Additionally, reallocating money from the OASI Trust Fund to the SSDI program would increase near-term budget deficits. Despite the existence of a $2.8 trillion Trust Fund, the OASI program has been running cash-flow deficits since 2010. Thus, financing the SSDI deficit with paper IOUs from the OASI Trust Fund would increase near-term budget deficits on a dollar-for-dollar basis, and each of those dollars would need to be borrowed from the public, raising the public debt even higher.
It Is Not Too Late for Reform
With less than a year and a half before the SSDI Trust Fund runs dry, it is too late to enact and implement reforms that will make the SSDI Trust Fund solvent by 2016—but that does not mean that it is too late to enact reforms that will make the SSDI program solvent over the long term. The SSDI program is ripe for reform, and many scholars and organizations, such as the McCrery Pomeroy SSDI Solutions Initiative, are actively engaged in thoughtful research and advocacy of measures to improve the effectiveness, integrity, and financial stability of the SSDI program.[12]
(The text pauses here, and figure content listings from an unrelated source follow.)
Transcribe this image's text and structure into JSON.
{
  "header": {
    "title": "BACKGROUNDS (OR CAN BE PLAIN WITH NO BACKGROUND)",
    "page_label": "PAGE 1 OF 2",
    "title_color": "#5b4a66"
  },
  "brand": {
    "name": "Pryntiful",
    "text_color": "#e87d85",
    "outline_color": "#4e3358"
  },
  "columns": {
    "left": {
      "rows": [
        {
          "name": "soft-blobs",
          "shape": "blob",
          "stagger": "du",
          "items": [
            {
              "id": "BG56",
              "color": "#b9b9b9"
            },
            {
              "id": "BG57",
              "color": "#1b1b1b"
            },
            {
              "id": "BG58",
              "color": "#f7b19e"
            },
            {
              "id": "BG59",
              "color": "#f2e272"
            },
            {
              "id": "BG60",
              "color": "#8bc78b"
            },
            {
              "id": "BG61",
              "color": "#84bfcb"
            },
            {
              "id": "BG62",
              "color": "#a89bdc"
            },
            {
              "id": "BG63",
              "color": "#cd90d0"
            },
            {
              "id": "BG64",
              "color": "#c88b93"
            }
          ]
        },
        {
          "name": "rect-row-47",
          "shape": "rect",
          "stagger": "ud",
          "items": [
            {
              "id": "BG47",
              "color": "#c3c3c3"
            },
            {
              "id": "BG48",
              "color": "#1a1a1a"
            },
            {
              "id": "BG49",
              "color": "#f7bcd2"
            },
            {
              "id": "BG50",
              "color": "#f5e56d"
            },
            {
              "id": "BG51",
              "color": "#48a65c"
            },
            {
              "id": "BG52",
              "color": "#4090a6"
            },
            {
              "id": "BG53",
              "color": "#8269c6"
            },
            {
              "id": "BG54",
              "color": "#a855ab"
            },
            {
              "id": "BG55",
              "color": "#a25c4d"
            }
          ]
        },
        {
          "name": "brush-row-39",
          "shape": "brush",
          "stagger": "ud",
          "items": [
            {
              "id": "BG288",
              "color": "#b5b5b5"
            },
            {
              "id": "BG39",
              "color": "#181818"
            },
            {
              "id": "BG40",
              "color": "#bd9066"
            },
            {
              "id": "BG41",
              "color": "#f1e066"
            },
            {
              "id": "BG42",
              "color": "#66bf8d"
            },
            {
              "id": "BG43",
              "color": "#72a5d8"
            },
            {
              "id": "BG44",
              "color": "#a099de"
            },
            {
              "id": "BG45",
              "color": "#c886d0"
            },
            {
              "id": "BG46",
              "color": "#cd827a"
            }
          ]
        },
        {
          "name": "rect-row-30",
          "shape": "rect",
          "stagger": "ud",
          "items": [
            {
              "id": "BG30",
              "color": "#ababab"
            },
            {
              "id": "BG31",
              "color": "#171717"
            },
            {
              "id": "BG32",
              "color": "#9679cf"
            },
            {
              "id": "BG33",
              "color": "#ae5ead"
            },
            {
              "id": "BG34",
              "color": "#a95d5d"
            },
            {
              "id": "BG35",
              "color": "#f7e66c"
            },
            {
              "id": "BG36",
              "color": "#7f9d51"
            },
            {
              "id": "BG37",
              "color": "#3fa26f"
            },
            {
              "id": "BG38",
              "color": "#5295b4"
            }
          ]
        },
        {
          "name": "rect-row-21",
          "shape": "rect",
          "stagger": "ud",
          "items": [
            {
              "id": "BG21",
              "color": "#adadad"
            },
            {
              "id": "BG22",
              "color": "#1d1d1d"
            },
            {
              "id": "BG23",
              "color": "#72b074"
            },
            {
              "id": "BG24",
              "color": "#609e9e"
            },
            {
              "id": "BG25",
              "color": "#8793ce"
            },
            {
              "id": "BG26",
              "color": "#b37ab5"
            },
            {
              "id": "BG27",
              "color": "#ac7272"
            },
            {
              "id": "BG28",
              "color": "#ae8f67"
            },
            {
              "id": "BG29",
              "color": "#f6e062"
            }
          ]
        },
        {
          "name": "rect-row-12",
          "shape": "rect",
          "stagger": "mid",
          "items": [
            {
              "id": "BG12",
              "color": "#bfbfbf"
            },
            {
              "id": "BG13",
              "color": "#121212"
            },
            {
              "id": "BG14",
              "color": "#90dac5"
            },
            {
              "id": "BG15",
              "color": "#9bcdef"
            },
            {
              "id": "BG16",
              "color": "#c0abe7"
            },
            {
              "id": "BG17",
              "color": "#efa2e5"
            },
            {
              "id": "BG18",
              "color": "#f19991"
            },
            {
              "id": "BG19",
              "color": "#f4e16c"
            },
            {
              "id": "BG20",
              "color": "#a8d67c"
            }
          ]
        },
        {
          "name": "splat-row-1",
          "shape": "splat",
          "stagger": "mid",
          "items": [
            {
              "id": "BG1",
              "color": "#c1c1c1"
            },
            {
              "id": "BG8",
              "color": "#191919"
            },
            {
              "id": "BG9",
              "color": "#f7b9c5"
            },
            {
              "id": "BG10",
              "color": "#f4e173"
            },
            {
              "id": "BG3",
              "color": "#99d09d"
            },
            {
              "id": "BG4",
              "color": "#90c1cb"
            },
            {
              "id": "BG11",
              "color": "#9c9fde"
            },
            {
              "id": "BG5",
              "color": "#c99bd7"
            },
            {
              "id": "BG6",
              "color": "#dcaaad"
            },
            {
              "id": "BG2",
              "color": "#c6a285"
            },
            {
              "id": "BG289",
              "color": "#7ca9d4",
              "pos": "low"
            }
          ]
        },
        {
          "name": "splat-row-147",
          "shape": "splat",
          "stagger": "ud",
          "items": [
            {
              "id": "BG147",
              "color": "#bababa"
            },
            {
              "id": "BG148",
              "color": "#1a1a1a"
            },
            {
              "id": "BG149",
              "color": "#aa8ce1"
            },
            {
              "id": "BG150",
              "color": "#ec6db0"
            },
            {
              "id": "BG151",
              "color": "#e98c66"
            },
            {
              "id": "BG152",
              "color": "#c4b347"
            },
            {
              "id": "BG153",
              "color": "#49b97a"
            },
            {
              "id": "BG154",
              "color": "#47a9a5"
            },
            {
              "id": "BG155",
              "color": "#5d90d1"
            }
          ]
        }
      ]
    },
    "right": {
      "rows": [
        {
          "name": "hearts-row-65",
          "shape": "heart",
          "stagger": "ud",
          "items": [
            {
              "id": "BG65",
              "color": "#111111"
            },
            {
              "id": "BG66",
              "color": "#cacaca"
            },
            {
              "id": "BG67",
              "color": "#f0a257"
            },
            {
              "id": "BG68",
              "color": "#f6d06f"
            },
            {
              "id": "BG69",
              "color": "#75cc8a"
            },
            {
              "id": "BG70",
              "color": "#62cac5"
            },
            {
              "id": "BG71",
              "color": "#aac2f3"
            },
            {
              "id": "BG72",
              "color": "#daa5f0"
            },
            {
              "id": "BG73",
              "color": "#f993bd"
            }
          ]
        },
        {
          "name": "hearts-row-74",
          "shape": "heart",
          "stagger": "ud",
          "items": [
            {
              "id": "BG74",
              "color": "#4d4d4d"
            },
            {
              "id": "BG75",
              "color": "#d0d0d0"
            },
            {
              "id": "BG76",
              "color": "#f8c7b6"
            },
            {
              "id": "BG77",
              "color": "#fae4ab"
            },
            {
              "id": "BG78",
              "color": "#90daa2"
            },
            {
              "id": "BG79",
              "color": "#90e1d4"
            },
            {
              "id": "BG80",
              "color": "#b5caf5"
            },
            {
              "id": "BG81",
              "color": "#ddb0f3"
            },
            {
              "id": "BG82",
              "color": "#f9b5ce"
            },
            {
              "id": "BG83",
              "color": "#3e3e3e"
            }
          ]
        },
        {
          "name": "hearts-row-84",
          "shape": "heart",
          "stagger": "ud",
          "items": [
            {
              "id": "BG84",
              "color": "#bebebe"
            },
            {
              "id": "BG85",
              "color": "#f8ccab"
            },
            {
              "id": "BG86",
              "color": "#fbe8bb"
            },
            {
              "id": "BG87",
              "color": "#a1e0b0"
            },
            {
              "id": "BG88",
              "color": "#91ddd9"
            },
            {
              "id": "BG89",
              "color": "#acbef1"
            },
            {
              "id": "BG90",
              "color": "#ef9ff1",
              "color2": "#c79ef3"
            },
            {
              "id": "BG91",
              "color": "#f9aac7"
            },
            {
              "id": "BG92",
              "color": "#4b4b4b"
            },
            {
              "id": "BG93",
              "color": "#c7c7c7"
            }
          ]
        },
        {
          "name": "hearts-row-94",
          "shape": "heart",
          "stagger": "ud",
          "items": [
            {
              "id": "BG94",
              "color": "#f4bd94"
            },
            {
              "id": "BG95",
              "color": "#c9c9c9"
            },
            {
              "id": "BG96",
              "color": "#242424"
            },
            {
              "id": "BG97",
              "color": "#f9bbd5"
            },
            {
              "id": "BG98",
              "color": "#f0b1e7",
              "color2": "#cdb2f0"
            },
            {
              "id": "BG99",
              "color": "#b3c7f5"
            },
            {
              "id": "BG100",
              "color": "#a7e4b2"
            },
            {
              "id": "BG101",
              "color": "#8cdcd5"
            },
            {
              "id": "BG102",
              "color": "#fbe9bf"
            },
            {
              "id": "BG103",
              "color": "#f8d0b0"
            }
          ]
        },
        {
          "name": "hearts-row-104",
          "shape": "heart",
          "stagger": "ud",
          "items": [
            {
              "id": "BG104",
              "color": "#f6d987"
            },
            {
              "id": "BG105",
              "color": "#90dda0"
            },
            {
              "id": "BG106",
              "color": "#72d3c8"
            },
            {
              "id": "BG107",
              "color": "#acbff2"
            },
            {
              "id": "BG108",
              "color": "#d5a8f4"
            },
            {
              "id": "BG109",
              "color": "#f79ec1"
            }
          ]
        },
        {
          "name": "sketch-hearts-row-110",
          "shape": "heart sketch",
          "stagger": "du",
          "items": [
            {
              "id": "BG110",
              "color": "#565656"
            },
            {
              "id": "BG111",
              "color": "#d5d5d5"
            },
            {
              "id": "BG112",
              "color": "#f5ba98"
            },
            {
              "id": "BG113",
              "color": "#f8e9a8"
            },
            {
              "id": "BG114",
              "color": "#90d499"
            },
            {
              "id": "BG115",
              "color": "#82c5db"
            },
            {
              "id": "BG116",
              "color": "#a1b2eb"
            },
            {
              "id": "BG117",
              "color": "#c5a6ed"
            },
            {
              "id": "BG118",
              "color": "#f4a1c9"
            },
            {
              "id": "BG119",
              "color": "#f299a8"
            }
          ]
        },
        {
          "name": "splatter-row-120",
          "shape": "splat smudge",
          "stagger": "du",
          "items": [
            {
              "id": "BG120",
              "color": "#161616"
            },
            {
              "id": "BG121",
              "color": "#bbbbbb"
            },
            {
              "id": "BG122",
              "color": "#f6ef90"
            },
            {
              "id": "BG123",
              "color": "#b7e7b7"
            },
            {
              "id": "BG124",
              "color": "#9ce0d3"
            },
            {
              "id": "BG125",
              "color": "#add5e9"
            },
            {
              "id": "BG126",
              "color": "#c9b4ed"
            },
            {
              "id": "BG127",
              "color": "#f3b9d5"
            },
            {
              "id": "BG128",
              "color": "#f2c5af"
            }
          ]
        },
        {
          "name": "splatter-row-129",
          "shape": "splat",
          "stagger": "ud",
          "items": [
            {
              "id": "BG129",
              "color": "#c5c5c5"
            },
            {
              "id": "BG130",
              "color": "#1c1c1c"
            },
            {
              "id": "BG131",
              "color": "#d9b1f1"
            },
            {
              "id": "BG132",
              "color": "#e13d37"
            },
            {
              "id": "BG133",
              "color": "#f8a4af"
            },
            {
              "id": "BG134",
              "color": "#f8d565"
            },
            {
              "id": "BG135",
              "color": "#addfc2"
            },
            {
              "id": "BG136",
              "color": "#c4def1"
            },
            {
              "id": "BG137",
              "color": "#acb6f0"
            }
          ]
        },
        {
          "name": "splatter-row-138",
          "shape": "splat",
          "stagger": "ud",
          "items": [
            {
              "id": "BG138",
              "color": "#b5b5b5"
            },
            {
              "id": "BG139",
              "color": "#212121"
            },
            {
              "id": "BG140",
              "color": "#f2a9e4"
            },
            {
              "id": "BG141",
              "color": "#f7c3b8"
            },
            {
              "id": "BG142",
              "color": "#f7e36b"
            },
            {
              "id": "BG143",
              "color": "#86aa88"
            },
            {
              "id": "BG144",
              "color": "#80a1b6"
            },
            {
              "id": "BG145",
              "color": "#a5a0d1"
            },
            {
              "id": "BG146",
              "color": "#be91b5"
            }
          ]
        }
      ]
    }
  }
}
A multitude of problems and inefficiencies plague SSDI. Multiple reforms will be necessary to improve its efficiency, integrity, and financial stability. Some promising reforms are:
- Providing incentives and support to help disabled individuals return to work;
- Establishing needs-based disability periods;
- Offering optional private disability insurance as part of the public program;
- Modernizing the disability definitions and qualifications;
- Implementing more effective and regular continuing disability reviews;
- Applying a flat benefit structure; and
- Improving the efficiency and integrity of the adjudication process.
Regardless of which reforms policymakers ultimately enact, it would be reckless to allow the SSDI program to take or borrow money from the OASI Trust Fund without requiring reforms that increase SSDI’s solvency. Just as federal lending standards prevent individuals and businesses from obtaining loans that they will never be able to repay, the SSDI program should not receive any additional funding until it has established a credible plan for long-term solvency. The time for establishing that plan is now.
—Rachel Greszler is Senior Policy Analyst in Economics and Entitlements in the Center for Data Analysis, of the Institute for Economic Freedom and Opportunity, at The Heritage Foundation.